In a previous study comparing the increase in cough capacity in stroke patients, the RMT group, which received RMT together with therapeutic exercise showed a greater increase than the control group, which received therapeutic exercise alone or 4 weeks19). These findings are consistent with our results. Consequently, although there may be a variation in the extent of impact depending on the method and duration of training, 8-week combined RMT is expected to positively affect respiratory function and cough capacity in stroke patients.

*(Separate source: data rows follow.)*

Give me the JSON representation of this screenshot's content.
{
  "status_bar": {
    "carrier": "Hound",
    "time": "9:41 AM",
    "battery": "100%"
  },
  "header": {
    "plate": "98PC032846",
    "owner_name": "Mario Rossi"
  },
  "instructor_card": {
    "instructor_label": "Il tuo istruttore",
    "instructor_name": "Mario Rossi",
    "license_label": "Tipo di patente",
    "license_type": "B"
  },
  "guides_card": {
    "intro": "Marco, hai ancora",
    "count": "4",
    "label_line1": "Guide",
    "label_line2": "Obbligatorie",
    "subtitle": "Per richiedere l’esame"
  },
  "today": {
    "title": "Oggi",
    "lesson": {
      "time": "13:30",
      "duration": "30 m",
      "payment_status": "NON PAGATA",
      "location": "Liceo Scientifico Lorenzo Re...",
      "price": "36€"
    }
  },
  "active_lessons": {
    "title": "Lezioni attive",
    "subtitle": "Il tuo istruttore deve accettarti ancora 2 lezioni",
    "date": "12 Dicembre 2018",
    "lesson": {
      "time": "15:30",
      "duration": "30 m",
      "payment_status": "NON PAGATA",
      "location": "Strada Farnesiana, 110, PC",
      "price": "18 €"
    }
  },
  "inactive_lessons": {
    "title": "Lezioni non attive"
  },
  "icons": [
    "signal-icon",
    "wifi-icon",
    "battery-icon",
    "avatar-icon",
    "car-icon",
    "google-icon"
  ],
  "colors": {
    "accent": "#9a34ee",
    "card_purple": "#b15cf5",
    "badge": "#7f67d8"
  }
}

A previous study reported an increase in abdominal muscle activity after RMT in quadriplegic patients20), while another study observed an increase in activity of the EO (8%) and RA (5%) in patients with muscular dystrophy21). These results resemble the effect of combined RMT on expiratory muscle activity. The increase in expiratory muscle activity in stroke patients is presumed to improve respiratory function, such as cough capacity, through lumbar stabilization and increased intra-abdominal pressure, which eventually helps with sputum elimination and reduces risk of aspiration.
In conclusion, the authors confirmed the benefits of RMT on lung function and expiratory muscle activity in this study. In particular, it is assumed that combined RMT, rather than therapeutic exercise alone, may further improve respiratory function, such as cough capacity.